« Il faut avoir une vision plus objective de l’intégration professionnelle d’une personne handicapée »

Randstad et FASTROAD ont inauguré le 18 février dernier le 1er réseau intérim dédié aux personnes en situation de handicap « Kliff par Randstad ». Jean-Marie Hugues, Directeur du Développement de Kliff, revient pour nous sur les principales caractéristiques de ce concept inédit.
« Il faut avoir une vision plus objective de l’intégration professionnelle d’une personne handicapée »

Vous avez inauguré, le 18 février 2020, la première Entreprise Adaptée de Travail Temporaire. Pourriez-vous nous en dire plus sur cette agence hors norme ?

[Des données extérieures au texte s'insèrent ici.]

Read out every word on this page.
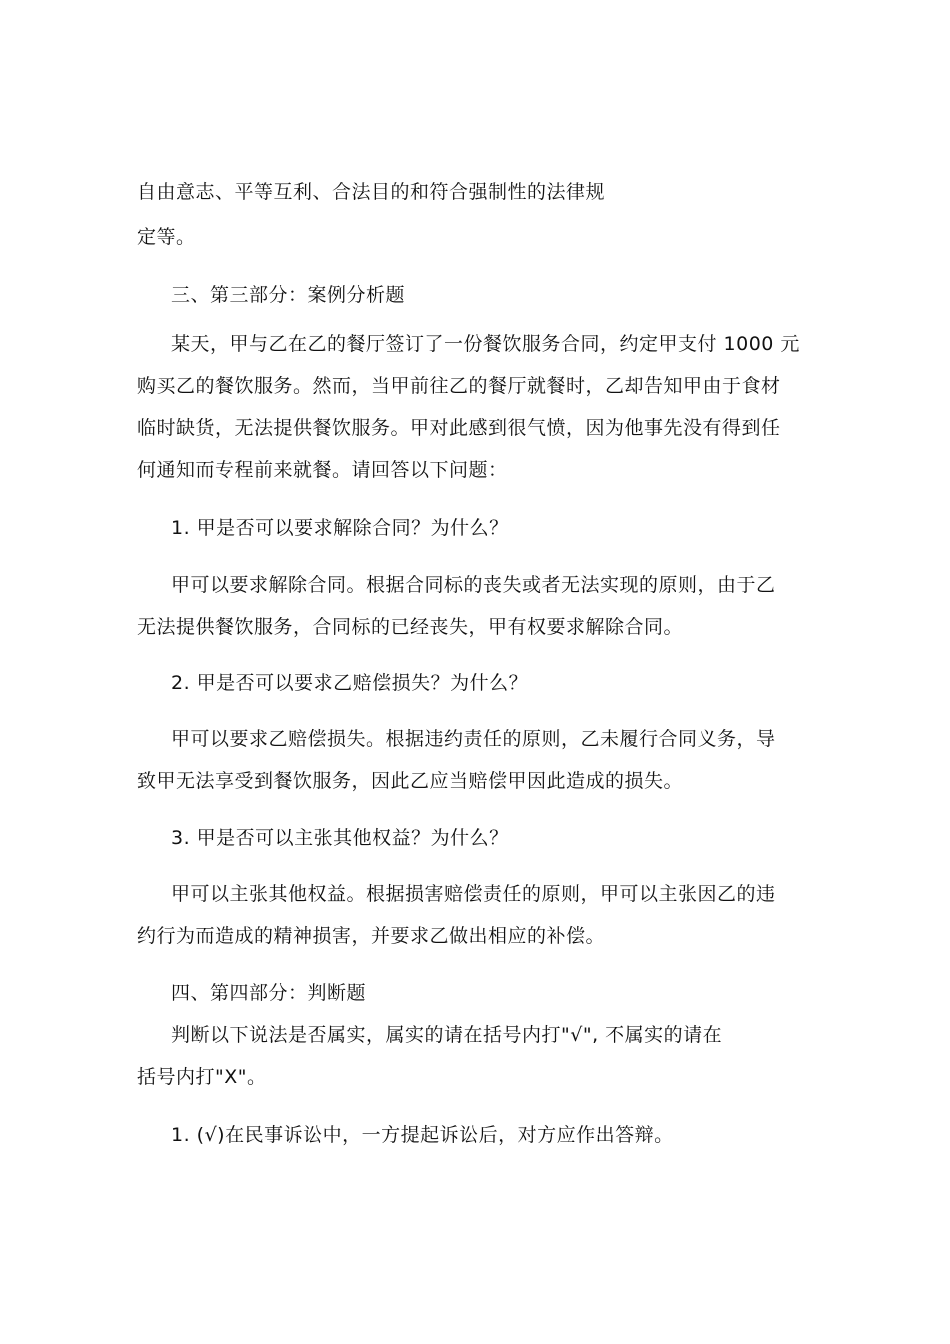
自由意志、平等互利、合法目的和符合强制性的法律规
定等。
三、第三部分：案例分析题
某天，甲与乙在乙的餐厅签订了一份餐饮服务合同，约定甲支付 1000 元
购买乙的餐饮服务。然而，当甲前往乙的餐厅就餐时，乙却告知甲由于食材
临时缺货，无法提供餐饮服务。甲对此感到很气愤，因为他事先没有得到任
何通知而专程前来就餐。请回答以下问题：
1. 甲是否可以要求解除合同？为什么？
甲可以要求解除合同。根据合同标的丧失或者无法实现的原则，由于乙
无法提供餐饮服务，合同标的已经丧失，甲有权要求解除合同。
2. 甲是否可以要求乙赔偿损失？为什么？
甲可以要求乙赔偿损失。根据违约责任的原则，乙未履行合同义务，导
致甲无法享受到餐饮服务，因此乙应当赔偿甲因此造成的损失。
3. 甲是否可以主张其他权益？为什么？
甲可以主张其他权益。根据损害赔偿责任的原则，甲可以主张因乙的违
约行为而造成的精神损害，并要求乙做出相应的补偿。
四、第四部分：判断题
判断以下说法是否属实，属实的请在括号内打"√", 不属实的请在
括号内打"X"。
1. (√)在民事诉讼中，一方提起诉讼后，对方应作出答辩。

La naissance de « Kliff par Randstad » a été rendue possible grâce à la loi Avenir professionnel qui a permis, dès janvier 2019, de créer des entreprises adaptées de travail temporaire (EATT). Adossé au groupe Randstad, numéro 1 mondial des services en ressources humaines, et créé avec l’entreprise adaptée de transport FASTROAD, “Kliff par Randstad” est le tout premier réseau d’intérim adapté qui propose un accompagnement à la fois pour les travailleurs handicapés et pour les entreprises utilisatrices. 
Nous construisons des parcours sur mesure pour les travailleurs en situation de handicap. Les trois quarts d’entre eux ont un niveau de formation inférieur au bac, rendant de fait leur profil moins attractif pour les employeurs. L’intérim leur permet de se former, de monter en compétences, de construire des parcours professionnels et, au final, de travailler leur employabilité à long terme.
Après l’inauguration de cette première agence à Saint-Denis, nous ouvrirons une seconde agence en Ile-de-France et une agence à Lyon avant la fin de l’année 2020. D’ici 2022, « Kliff par Randstad » disposera d’un réseau de 5 agences et ce sont a minima 1 250 personnes handicapées qui devraient être accompagnées vers l’emploi.

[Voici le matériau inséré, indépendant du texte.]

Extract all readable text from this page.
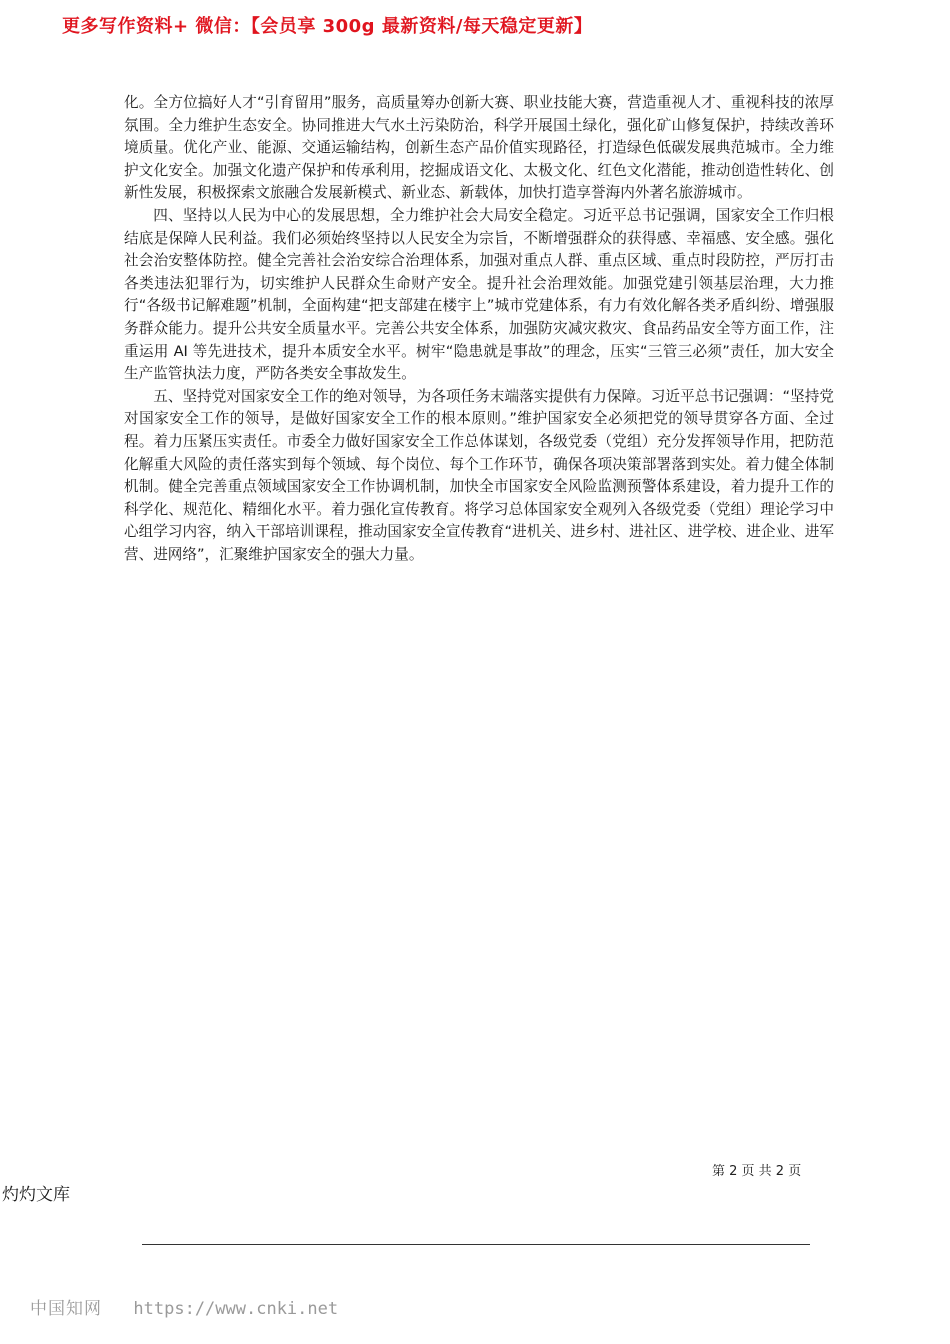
更多写作资料+ 微信：【会员享 300g 最新资料/每天稳定更新】

化。全方位搞好人才“引育留用”服务，高质量筹办创新大赛、职业技能大赛，营造重视人才、重视科技的浓厚氛围。全力维护生态安全。协同推进大气水土污染防治，科学开展国土绿化，强化矿山修复保护，持续改善环境质量。优化产业、能源、交通运输结构，创新生态产品价值实现路径，打造绿色低碳发展典范城市。全力维护文化安全。加强文化遗产保护和传承利用，挖掘成语文化、太极文化、红色文化潜能，推动创造性转化、创新性发展，积极探索文旅融合发展新模式、新业态、新载体，加快打造享誉海内外著名旅游城市。

四、坚持以人民为中心的发展思想，全力维护社会大局安全稳定。习近平总书记强调，国家安全工作归根结底是保障人民利益。我们必须始终坚持以人民安全为宗旨，不断增强群众的获得感、幸福感、安全感。强化社会治安整体防控。健全完善社会治安综合治理体系，加强对重点人群、重点区域、重点时段防控，严厉打击各类违法犯罪行为，切实维护人民群众生命财产安全。提升社会治理效能。加强党建引领基层治理，大力推行“各级书记解难题”机制，全面构建“把支部建在楼宇上”城市党建体系，有力有效化解各类矛盾纠纷、增强服务群众能力。提升公共安全质量水平。完善公共安全体系，加强防灾减灾救灾、食品药品安全等方面工作，注重运用 AI 等先进技术，提升本质安全水平。树牢“隐患就是事故”的理念，压实“三管三必须”责任，加大安全生产监管执法力度，严防各类安全事故发生。

五、坚持党对国家安全工作的绝对领导，为各项任务末端落实提供有力保障。习近平总书记强调：“坚持党对国家安全工作的领导，是做好国家安全工作的根本原则。”维护国家安全必须把党的领导贯穿各方面、全过程。着力压紧压实责任。市委全力做好国家安全工作总体谋划，各级党委（党组）充分发挥领导作用，把防范化解重大风险的责任落实到每个领域、每个岗位、每个工作环节，确保各项决策部署落到实处。着力健全体制机制。健全完善重点领域国家安全工作协调机制，加快全市国家安全风险监测预警体系建设，着力提升工作的科学化、规范化、精细化水平。着力强化宣传教育。将学习总体国家安全观列入各级党委（党组）理论学习中心组学习内容，纳入干部培训课程，推动国家安全宣传教育“进机关、进乡村、进社区、进学校、进企业、进军营、进网络”，汇聚维护国家安全的强大力量。

第 2 页 共 2 页
灼灼文库
中国知网 https://www.cnki.net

Pourquoi avoir souhaité expérimenter cette nouvelle forme d’agences ?

Les personnes en situation de handicap sont confrontées à un taux de chômage de 16%, soit deux fois le taux de chômage observé en France. C’est une sorte de double peine.
Ceci est notamment dû à une inadéquation entre la formation de ces travailleurs et les attentes du marché de l’emploi, comme évoqué précédemment, mais également à une autocensure des personnes en situation de handicap. Beaucoup d’entre elles n’osent pas pousser la porte des entreprises et se disent que le marché du travail n’est pas pour elles.
Au sein de ce nouveau réseau d’agences, les travailleurs en situation de handicap échangent avec des consultants et des médecins du travail formés à leurs problématiques, qui maitrisent les difficultés auxquelles ils sont confrontés et connaissant également les contraintes, et parfois les craintes, des entreprises. C’est un dialogue triplement gagnant qui s’engage.
“Kliff par Randstad” nous permet ainsi de réussir l’adéquation entre le poste à pourvoir, les compétences demandées et le handicap du travailleur.

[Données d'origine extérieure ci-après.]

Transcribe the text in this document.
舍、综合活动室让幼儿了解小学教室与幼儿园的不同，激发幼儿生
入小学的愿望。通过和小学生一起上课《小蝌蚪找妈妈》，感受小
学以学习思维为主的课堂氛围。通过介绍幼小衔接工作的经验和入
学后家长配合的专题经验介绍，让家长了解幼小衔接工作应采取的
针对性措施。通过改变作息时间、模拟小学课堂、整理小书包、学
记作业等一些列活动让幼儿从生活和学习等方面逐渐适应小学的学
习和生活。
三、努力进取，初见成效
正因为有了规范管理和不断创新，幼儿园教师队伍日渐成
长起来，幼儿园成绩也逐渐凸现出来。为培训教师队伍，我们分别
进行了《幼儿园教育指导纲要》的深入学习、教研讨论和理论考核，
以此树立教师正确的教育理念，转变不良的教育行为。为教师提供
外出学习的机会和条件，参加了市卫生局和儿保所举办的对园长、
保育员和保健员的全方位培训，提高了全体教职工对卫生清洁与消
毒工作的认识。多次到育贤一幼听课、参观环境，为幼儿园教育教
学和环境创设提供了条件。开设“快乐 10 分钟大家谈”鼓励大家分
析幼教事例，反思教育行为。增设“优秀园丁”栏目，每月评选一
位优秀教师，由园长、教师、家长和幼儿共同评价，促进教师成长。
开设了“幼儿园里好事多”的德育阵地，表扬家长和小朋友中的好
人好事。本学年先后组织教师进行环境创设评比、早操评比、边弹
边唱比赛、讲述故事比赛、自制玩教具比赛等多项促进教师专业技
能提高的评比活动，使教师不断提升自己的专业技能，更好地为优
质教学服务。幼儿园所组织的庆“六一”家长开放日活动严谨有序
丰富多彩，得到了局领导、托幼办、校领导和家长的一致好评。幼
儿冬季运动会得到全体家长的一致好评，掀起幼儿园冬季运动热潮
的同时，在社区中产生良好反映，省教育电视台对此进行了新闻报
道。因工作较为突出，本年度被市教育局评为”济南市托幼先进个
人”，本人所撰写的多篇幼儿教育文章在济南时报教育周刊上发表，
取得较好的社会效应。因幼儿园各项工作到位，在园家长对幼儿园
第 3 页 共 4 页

Pourquoi la question du handicap est-elle selon vous encore aujourd’hui un frein à l’emploi et comment briser les stéréotypes ?

C’est un vrai travail d’acculturation qu’il nous faut amorcer, changer les codes au niveau de l’ensemble de la Société. La méconnaissance du handicap laisse souvent la porte ouverte aux exagérations. On se représente par exemple le handicap nécessairement comme lourd. Mais, dans la réalité, 80% des handicaps sont invisibles ! Il faut dédramatiser et avoir une vision plus objective de ce que peut être l’intégration, dans la sphère professionnelle, d’une personne handicapée. 
Les pays du Nord de l’Europe peuvent, je crois, nous inspirer. Ils possèdent une culture de la mixité beaucoup plus forte que nous, qui débute dès l’enfance avec l’accueil d’élèves en situation de handicap au sein des cursus « classiques ». Les interactions avec les personnes handicapées sont ainsi abordées de manière beaucoup plus décomplexée. Nous avons, en France, des centres de formation dont les stagiaires sont à 100% en situation de handicap ou à 100% valides. Nous devons faire évoluer nos modes de fonctionnement en favorisant, à tous les niveaux, l’inclusion des handicapés dans la Société.